Lesson Four: Embracing a progressive brand is the only way for Democrats to win.
(..)
Indeed, thanks to the failure of the neoliberal establishment controlling the Democratic Party, Republicans are only one state away from being able to call a constitutional convention – something that should strike fear into the heart of any American who values science, reason, freedom and reality, and something the Koch brothers and other oligarchs are salivating over. But even if Republicans aren’t able to muster the 38 states needed to approve constitutional amendments, they will control redistricting in a majority of states, making fair elections even rarer than they are today.

In the face of these grim prospects, we see the neoliberal establishment and their corporate benefactors doing everything they can to retain control of the party. Talk about fiddling while the Titanic goes down – these folks would rather risk a government completely controlled by Republicans than relinquish their own privileged positions.

I agree, but as I said above: Most elected Democrats seem to feel that it is much nicer to get personally rich from corrupt payments, than doing your duty and getting no money for that.

And while I agree with Atcheson, that is what I expect (as he seems to do as well). This is a strongly recommended article.


Note

[1] I have now been saying since the end of 2015 that xs4all.nl is systematically ruining my site by NOT updating it within a few seconds, as it did between 1996 and 2015, but by updating it between two to seven days later, that is, if I am lucky.

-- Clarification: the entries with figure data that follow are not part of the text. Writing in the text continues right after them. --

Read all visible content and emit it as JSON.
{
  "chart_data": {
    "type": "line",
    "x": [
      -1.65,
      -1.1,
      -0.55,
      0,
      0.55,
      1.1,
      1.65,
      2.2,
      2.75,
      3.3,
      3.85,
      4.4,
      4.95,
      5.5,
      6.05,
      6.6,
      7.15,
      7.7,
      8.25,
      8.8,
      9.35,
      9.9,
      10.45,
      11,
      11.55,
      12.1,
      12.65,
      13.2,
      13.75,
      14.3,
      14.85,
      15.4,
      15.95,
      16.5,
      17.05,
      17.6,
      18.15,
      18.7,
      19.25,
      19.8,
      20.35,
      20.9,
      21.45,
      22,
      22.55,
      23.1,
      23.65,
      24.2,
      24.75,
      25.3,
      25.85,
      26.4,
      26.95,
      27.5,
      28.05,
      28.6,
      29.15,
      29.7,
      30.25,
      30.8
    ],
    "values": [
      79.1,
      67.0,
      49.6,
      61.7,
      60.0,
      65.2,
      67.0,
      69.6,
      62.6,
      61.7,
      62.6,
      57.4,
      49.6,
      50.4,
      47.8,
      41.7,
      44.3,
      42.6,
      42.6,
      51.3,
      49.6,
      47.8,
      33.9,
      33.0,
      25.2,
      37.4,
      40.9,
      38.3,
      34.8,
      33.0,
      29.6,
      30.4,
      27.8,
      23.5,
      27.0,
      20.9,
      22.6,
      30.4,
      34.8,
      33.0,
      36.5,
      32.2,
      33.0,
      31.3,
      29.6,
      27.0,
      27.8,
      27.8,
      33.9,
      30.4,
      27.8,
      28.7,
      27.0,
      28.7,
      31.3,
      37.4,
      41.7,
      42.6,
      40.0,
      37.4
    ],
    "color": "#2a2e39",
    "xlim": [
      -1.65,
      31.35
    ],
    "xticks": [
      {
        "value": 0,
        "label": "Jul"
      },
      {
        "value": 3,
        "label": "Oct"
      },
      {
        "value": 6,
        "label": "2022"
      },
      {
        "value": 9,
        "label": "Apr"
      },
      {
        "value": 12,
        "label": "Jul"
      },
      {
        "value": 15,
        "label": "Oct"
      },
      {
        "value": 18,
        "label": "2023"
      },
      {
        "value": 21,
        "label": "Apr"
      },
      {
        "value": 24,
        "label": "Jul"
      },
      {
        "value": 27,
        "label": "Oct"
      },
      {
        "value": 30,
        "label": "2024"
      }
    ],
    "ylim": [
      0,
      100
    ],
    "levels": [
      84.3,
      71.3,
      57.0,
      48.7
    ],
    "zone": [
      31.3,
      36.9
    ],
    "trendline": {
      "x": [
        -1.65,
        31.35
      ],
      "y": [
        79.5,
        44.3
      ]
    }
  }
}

They have claimed that my site was wrongly named in html: A lie. They have claimed that my operating system was out of date: A lie.

And they just don't care for my site, my interests, my values or my ideas. They have behaved now for 2 years as if they are the eagerly willing instruments of the US's secret services, which I will from now on suppose they are (for truth is dead in Holland).

The only two reasons I remain with xs4all is that my site has been there since 1996, and I have no reasons whatsoever to suppose that any other Dutch provider is any better (!!).